Demek 12 Eylül ihtilal ini Kenan EVREN ve arkadaşları yaptı. Demek sağcı solcu ayırmaksızın gençleri bunlar idam etti, Anayasa Paketi de bunlara yargı yolunu açıyor; o halde sağcısı da solcusu da referandum da sen iki şiir okuyup, hıçkırıp ağladın diye evet oyu verecek öyle mi?

Bu iş bu kadar kolay mı ? Eğer ağlamayla istenen sonuç alınabiliyorsa, bizim komşunun her gece sabaha kadar ağlayan çocuğunu başbakan yapalım!

Biz ülkücüler asla ağlamayız ve ağlamalara da aldanmayız. Aradan 30 yıl geçip, dava ve ceza zaman aşımları dolduğu ve ihtilali yapan generallerin yaşları seksenin üzerini bulduğu halde siz neyin ve kimin yargılamasını yapacaksın?  kimi kandırıyorsunuz?

Siz bozkurtlarla dans etmenin ne kadar zor olduğunu bilmiyor musun?

Rahmetli Mustafa PEHLİVANOĞLU’ nun son mektubunu okuyup ağladığın ve bozkurtları kandırmaya kalktığın günün akşamı ben Mustafa’ nın annesiyle babasıyla ve kardeşiyle görüştüm.

Sana olan öfkeleri daha da artmış. Acılarını oy avcılığına tahvile çalışıp istismar ettiğin için seni ne bu alemde ne de öteki alemde asla affetmeyeceklerini ve bu ağlama şovu nedeni ile kapı kapı gezip hatırlarının geçtiği herkese referandumda hayır oyu kullanmalarını söyleyeceklerini bildirdiler.

Sayın başbakan, sen sen ol, olduğun gibi görün, göründüğün gibi ol ve ülkücülerden ırak ol. İdam edilen şehit bozkurtlarımızın halen yüreğimizde taşıdığımız acılarını deşeleme. Boşu boşuna şehit ülkücülerin mektuplarını okuyup gözyaşı dökme ve evet oyu alabilmek için bu kadar zorlanarak rol yapma.

Referandum da 12 Eylül’ ün her türlü çilesini çekmiş biri olarak ben ve benim gibi gerçek ülkücülerin tümü sizin uygulama şansı olmayan Kenan EVREN tuzağına düşmeyiz.
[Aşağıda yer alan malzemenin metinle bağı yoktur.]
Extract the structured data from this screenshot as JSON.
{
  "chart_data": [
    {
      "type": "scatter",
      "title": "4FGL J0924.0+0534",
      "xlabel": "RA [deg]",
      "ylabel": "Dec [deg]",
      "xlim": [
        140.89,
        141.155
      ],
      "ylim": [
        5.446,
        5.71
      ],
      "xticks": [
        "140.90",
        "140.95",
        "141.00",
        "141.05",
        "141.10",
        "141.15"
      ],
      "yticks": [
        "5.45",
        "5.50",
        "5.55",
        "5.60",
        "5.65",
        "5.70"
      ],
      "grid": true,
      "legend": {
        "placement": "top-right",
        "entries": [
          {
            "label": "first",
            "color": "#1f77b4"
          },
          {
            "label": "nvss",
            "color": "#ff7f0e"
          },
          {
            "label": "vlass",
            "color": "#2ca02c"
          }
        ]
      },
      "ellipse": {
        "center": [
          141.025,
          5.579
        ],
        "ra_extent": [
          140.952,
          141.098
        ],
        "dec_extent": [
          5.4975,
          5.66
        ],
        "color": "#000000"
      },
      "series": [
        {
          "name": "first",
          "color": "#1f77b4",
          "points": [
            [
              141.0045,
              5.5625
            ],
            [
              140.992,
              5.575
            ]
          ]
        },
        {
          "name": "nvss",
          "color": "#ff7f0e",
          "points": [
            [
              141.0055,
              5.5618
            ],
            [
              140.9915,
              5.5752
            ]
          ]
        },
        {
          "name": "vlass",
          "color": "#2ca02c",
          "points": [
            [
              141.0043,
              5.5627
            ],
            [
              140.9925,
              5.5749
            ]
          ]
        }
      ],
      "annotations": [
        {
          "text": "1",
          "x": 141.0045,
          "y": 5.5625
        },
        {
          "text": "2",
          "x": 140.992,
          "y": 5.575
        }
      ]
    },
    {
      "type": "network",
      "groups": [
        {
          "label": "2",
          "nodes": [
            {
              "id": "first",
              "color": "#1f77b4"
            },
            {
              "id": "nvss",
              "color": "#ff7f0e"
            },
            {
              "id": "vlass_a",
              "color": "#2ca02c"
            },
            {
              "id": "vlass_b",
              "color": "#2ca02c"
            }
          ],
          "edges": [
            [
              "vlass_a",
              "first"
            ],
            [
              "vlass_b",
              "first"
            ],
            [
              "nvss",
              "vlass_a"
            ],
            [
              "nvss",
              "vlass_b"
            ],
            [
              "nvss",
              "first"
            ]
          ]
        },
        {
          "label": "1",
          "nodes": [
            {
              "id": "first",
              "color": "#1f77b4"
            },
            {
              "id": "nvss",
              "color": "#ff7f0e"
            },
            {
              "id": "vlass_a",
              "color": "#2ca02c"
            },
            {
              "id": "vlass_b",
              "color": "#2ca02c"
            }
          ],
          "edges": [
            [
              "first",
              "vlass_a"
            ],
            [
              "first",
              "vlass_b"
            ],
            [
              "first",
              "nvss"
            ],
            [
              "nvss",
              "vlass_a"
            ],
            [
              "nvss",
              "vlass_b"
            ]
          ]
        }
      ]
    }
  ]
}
Hepimizin oyu şimdiden hayır olacak ve hayırlı olacak. Biz bozkurtlar kan içer kızılcık şerbeti deriz ve kendi acımızı kendi yüreğimize gömeriz. Kimsenin bize acımasına ve oy avcılığı için gözyaşı dökmesine aldırmayız ve aldanmayız.

İdam sehpasına koşarken bile Tanrı Türk’ ü Korusun ve Yüceltisin narası son sözlerimiz olur. İşte biz ülkücüler ölürken bile vatan sevgisini yüreğimizde taşır ve bir bozkurt gibi ölmesini biliriz.

Ülkücülerin vatan, bayrak ve Türklük sevdasına ne senin nede bir başkasının aklı ermez. Bu sevdayı anlayabilmek, ancak ülkücü bozkurt olmakla mümkündür ve Allah her kuluna ülkücü bozkurt olmayı nasip etmez.

Yediden yetmişe MHP’ lilerin ve tüm ülkücü bozkurtların referandum da verecekleri hayır oyları Büyük Türk Milletine hayırlı olsun.